Motorcycles can save money in a lot of different ways over traditional cars. Maintenance is typically lower as is the cost of fuel; the average mile per gallon of gas a car gets is 17 whereas a motorcycle can get around 50. The most gas efficient motorcycle on record gets over a hundred miles per gallon!
While it’s great to use a motorcycle either as a way to save money or to have fun, it is important to know what it will cost to insure your bike. While good coverage is recommended nobody wants to overpay for the insurance that they do carry.

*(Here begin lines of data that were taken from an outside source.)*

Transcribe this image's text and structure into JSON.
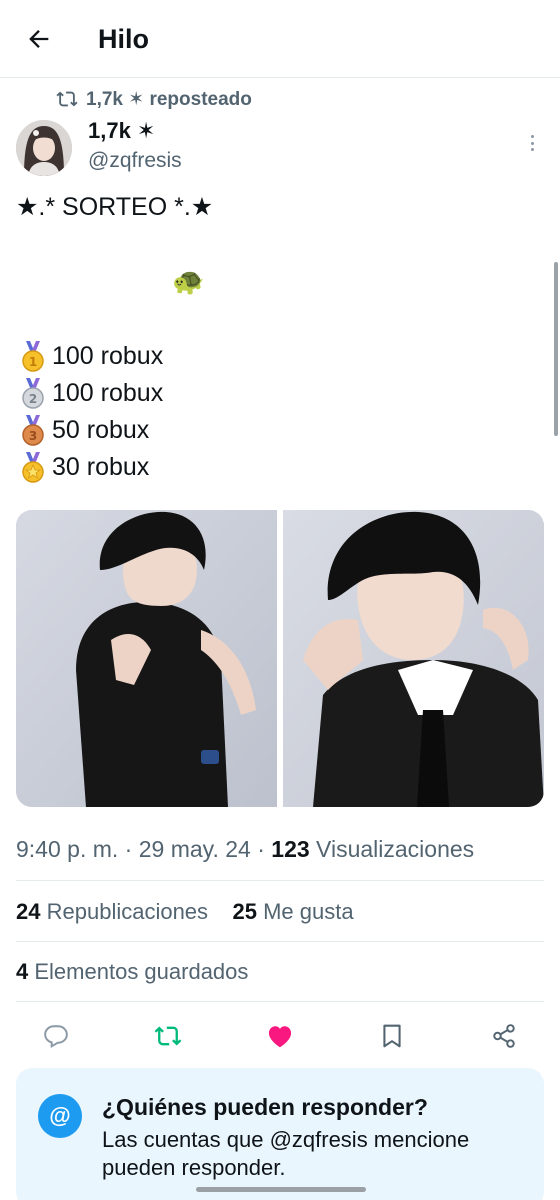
{
  "header": {
    "title": "Hilo",
    "back_icon": "arrow-left-icon"
  },
  "repost": {
    "text": "1,7k ✶ reposteado",
    "icon": "repost-icon"
  },
  "author": {
    "name": "1,7k ✶",
    "handle": "@zqfresis"
  },
  "tweet": {
    "line1": "★.* SORTEO *.★",
    "emoji": "🐢",
    "prizes": [
      {
        "medal": "gold-medal-1",
        "label": "100 robux"
      },
      {
        "medal": "silver-medal-2",
        "label": "100 robux"
      },
      {
        "medal": "bronze-medal-3",
        "label": " 50 robux"
      },
      {
        "medal": "star-medal",
        "label": " 30 robux"
      }
    ]
  },
  "meta": {
    "time": "9:40 p. m.",
    "sep": "·",
    "date": "29 may. 24",
    "views_count": "123",
    "views_label": "Visualizaciones"
  },
  "stats": {
    "reposts_count": "24",
    "reposts_label": "Republicaciones",
    "likes_count": "25",
    "likes_label": "Me gusta",
    "saves_count": "4",
    "saves_label": "Elementos guardados"
  },
  "actions": {
    "reply_icon": "reply-icon",
    "repost_icon": "repost-icon",
    "like_icon": "heart-icon",
    "bookmark_icon": "bookmark-icon",
    "share_icon": "share-icon",
    "repost_color": "#00ba7c",
    "like_color": "#f91880"
  },
  "reply_notice": {
    "icon_text": "@",
    "title": "¿Quiénes pueden responder?",
    "description": "Las cuentas que @zqfresis mencione pueden responder."
  },
  "colors": {
    "accent": "#1d9bf0",
    "secondary_text": "#536471",
    "notice_bg": "#eaf6fd"
  }
}
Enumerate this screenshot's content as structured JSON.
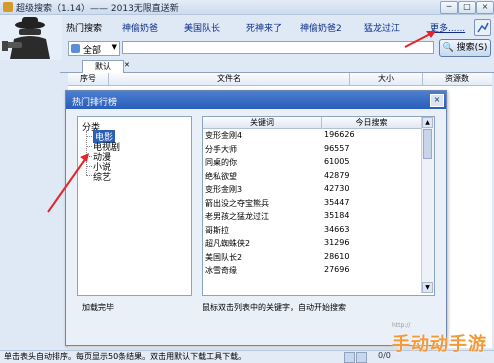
{
  "window": {
    "title": "超级搜索（1.14）—— 2013无限直送新",
    "controls": [
      "─",
      "□",
      "×"
    ]
  },
  "menu": {
    "items": [
      "热门搜索",
      "神偷奶爸",
      "美国队长",
      "死神来了",
      "神偷奶爸2",
      "猛龙过江"
    ],
    "more": "更多......"
  },
  "search": {
    "scope_value": "全部",
    "input_value": "",
    "button_label": "搜索(S)"
  },
  "results": {
    "tab_label": "默认",
    "columns": [
      "序号",
      "文件名",
      "大小",
      "资源数"
    ]
  },
  "dialog": {
    "title": "热门排行榜",
    "close": "×",
    "tree": {
      "root": "分类",
      "children": [
        "电影",
        "电视剧",
        "动漫",
        "小说",
        "综艺"
      ],
      "selected": "电影"
    },
    "table": {
      "headers": [
        "关键词",
        "今日搜索"
      ],
      "rows": [
        {
          "keyword": "变形金刚4",
          "count": "196626"
        },
        {
          "keyword": "分手大师",
          "count": "96557"
        },
        {
          "keyword": "同桌的你",
          "count": "61005"
        },
        {
          "keyword": "绝私欲望",
          "count": "42879"
        },
        {
          "keyword": "变形金刚3",
          "count": "42730"
        },
        {
          "keyword": "箭出没之夺宝熊兵",
          "count": "35447"
        },
        {
          "keyword": "老男孩之猛龙过江",
          "count": "35184"
        },
        {
          "keyword": "哥斯拉",
          "count": "34663"
        },
        {
          "keyword": "超凡蜘蛛侠2",
          "count": "31296"
        },
        {
          "keyword": "美国队长2",
          "count": "28610"
        },
        {
          "keyword": "冰雪奇缘",
          "count": "27696"
        },
        {
          "keyword": "",
          "count": ""
        }
      ]
    },
    "status_left": "加载完毕",
    "status_right": "鼠标双击列表中的关键字，自动开始搜索"
  },
  "statusbar": {
    "text": "单击表头自动排序。每页显示50条结果。双击用默认下载工具下载。",
    "page": "0/0"
  },
  "watermark": {
    "text": "手动动手游",
    "small": "http://"
  },
  "colors": {
    "dialog_title": "#2a5db8",
    "arrow": "#e3262a",
    "watermark": "#f39a3b"
  }
}
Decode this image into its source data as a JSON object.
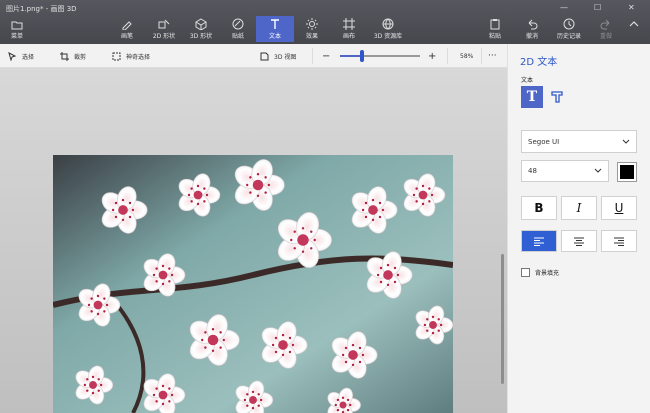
{
  "window": {
    "title": "图片1.png* - 画图 3D"
  },
  "menu": {
    "label": "菜单"
  },
  "toolbar": {
    "tools": [
      {
        "label": "画笔"
      },
      {
        "label": "2D 形状"
      },
      {
        "label": "3D 形状"
      },
      {
        "label": "贴纸"
      },
      {
        "label": "文本"
      },
      {
        "label": "效果"
      },
      {
        "label": "画布"
      },
      {
        "label": "3D 资源库"
      }
    ],
    "right": [
      {
        "label": "粘贴"
      },
      {
        "label": "撤消"
      },
      {
        "label": "历史记录"
      },
      {
        "label": "重做"
      }
    ]
  },
  "subbar": {
    "select": "选择",
    "crop": "裁剪",
    "magic_select": "神奇选择",
    "view3d": "3D 视图",
    "zoom_percent": "58%",
    "zoom_level": 0.28
  },
  "panel": {
    "title": "2D 文本",
    "text_label": "文本",
    "font_family": "Segoe UI",
    "font_size": "48",
    "bold": "B",
    "italic": "I",
    "underline": "U",
    "bg_fill": "背景填充",
    "text_color": "#000000"
  }
}
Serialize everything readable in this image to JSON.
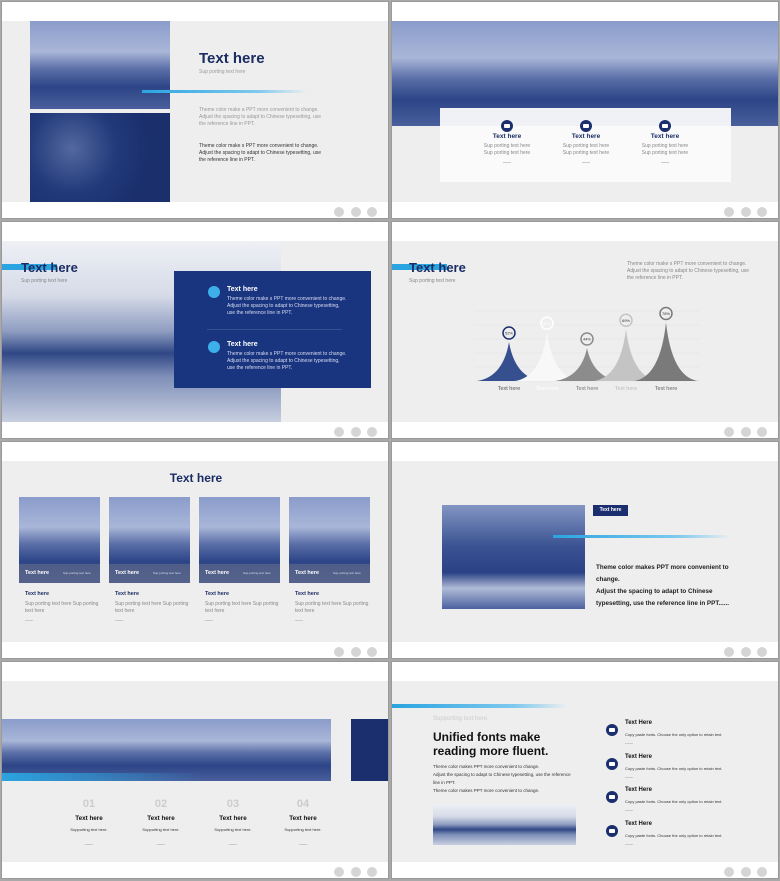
{
  "common": {
    "text_here": "Text here",
    "sup": "Sup porting text here"
  },
  "s1": {
    "title": "Text here",
    "subtitle": "Sup porting text here",
    "para1": "Theme color make a PPT more convenient to change. Adjust the spacing to adapt to Chinese typesetting, use the reference line in PPT.",
    "para2": "Theme color make s PPT more convenient to change. Adjust the spacing to adapt to Chinese typesetting, use the reference line in PPT."
  },
  "s2": {
    "items": [
      {
        "title": "Text here",
        "line1": "Sup porting text here",
        "line2": "Sup porting text here",
        "icon": "image-icon"
      },
      {
        "title": "Text here",
        "line1": "Sup porting text here",
        "line2": "Sup porting text here",
        "icon": "card-icon"
      },
      {
        "title": "Text here",
        "line1": "Sup porting text here",
        "line2": "Sup porting text here",
        "icon": "puzzle-icon"
      }
    ]
  },
  "s3": {
    "title": "Text here",
    "subtitle": "Sup porting text here",
    "items": [
      {
        "title": "Text here",
        "body": "Theme color make s PPT more convenient to change. Adjust the spacing to adapt to Chinese typesetting, use the reference line in PPT."
      },
      {
        "title": "Text here",
        "body": "Theme color make s PPT more convenient to change. Adjust the spacing to adapt to Chinese typesetting, use the reference line in PPT."
      }
    ]
  },
  "s4": {
    "title": "Text here",
    "subtitle": "Sup porting text here",
    "para": "Theme color make s PPT more convenient to change. Adjust the spacing to adapt to Chinese typesetting, use the reference line in PPT.",
    "chart_data": {
      "type": "area",
      "categories": [
        "Text here",
        "Text here",
        "Text here",
        "Text here",
        "Text here"
      ],
      "values": [
        52,
        65,
        44,
        69,
        78
      ],
      "labels": [
        "52%",
        "65%",
        "44%",
        "69%",
        "78%"
      ],
      "colors": [
        "#354f8f",
        "#f8f8f8",
        "#8c8c8c",
        "#c4c4c4",
        "#7a7a7a"
      ],
      "label_colors": [
        "#555555",
        "#ffffff",
        "#777777",
        "#bbbbbb",
        "#666666"
      ],
      "ylim": [
        0,
        100
      ],
      "grid": true
    }
  },
  "s5": {
    "title": "Text here",
    "cards": [
      {
        "overlay_title": "Text here",
        "overlay_sub": "Sup porting text here",
        "title": "Text here",
        "body": "Sup porting text here Sup porting text here"
      },
      {
        "overlay_title": "Text here",
        "overlay_sub": "Sup porting text here",
        "title": "Text here",
        "body": "Sup porting text here Sup porting text here"
      },
      {
        "overlay_title": "Text here",
        "overlay_sub": "Sup porting text here",
        "title": "Text here",
        "body": "Sup porting text here Sup porting text here"
      },
      {
        "overlay_title": "Text here",
        "overlay_sub": "Sup porting text here",
        "title": "Text here",
        "body": "Sup porting text here Sup porting text here"
      }
    ]
  },
  "s6": {
    "tag": "Text here",
    "line1": "Theme color makes PPT more convenient to change.",
    "line2": "Adjust the spacing to adapt to Chinese typesetting, use the reference line in PPT......"
  },
  "s7": {
    "steps": [
      {
        "num": "01",
        "title": "Text here",
        "sub": "Supporting text here."
      },
      {
        "num": "02",
        "title": "Text here",
        "sub": "Supporting text here."
      },
      {
        "num": "03",
        "title": "Text here",
        "sub": "Supporting text here."
      },
      {
        "num": "04",
        "title": "Text here",
        "sub": "Supporting text here."
      }
    ]
  },
  "s8": {
    "kicker": "Supporting text here.",
    "heading1": "Unified fonts make",
    "heading2": "reading more fluent.",
    "p1": "Theme color makes PPT more convenient to change.",
    "p2": "Adjust the spacing to adapt to Chinese typesetting, use the reference line in PPT.",
    "p3": "Theme color makes PPT more convenient to change.",
    "items": [
      {
        "title": "Text Here",
        "body": "Copy paste fonts. Choose the only option to retain text."
      },
      {
        "title": "Text Here",
        "body": "Copy paste fonts. Choose the only option to retain text."
      },
      {
        "title": "Text Here",
        "body": "Copy paste fonts. Choose the only option to retain text."
      },
      {
        "title": "Text Here",
        "body": "Copy paste fonts. Choose the only option to retain text."
      }
    ]
  }
}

For seasoned riders, motorcycle insurance operates in much the same way as traditional car insurance does. One downside is that fewer insurance companies insure motorcycles; for this reason it is imperative to shop around for the best deal. New motorcycle drivers should expect to pay a slightly higher premium; those who have been driving for a year or longer tend to receive a better rate.
Like driver’s education, a motorcycle driving course can help a new driver’s rate decrease. Members of a motorcycle club often receive an additional discount. Having a policy with more than one insured motorcycle can also receive a “multi-policy discount.” The rate you receive first depends on what type of bike you are riding. Certain years, makes, and models are more likely to be stolen. With some insurance companies, color also can determine the rate. For example, it is long been said that police tend to target red motor vehicles for speeding. Whether or not this is true is irrelevant when choosing a policy.

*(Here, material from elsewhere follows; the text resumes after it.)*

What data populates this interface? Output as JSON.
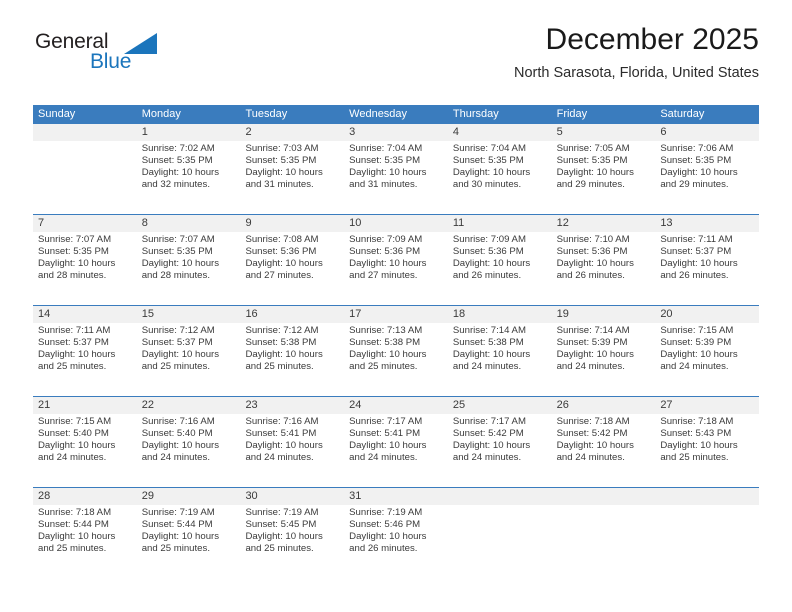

New Drivers and Financial History
More and more insurance companies are running credit checks to determine financial responsibility; this to them equates to not only how well you will keep up with the premium bills but also an overall statement of responsibility. It pays, literally, to keep the FICO score in the good or better range. Statistically, teenagers or young drivers have a higher accident rate. Students in high school or college should also strive for the best grades possible. Most insurance companies offer a good student discount; the percentage varies between carriers, but the savings can be substantial.

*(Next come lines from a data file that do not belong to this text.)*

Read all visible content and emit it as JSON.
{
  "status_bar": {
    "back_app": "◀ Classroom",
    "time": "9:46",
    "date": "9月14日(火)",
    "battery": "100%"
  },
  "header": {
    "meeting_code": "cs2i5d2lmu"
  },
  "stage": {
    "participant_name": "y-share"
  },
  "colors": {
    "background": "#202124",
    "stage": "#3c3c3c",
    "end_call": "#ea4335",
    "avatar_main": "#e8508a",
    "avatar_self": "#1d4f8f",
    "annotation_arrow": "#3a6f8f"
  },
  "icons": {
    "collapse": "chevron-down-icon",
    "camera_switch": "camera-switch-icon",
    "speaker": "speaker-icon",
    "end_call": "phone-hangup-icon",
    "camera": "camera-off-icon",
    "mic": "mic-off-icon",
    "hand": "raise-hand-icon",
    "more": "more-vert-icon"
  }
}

The vast majority of states have a surcharge that they can tack on; however, there is no set fee between states or even how it is acquired. In many states, it is referred to as “points.” For example, in State A you receive 3 speeding tickets in a year, you are required to pay a $50.00 per month surcharge for a specified amount of time. This is to both help deter risky driving habits as well as cover the cost of a less cautious driver. Other states have one-time surcharges. For example, some states have a $1,000.00 surcharge for refusing to take a Breathalyzer test.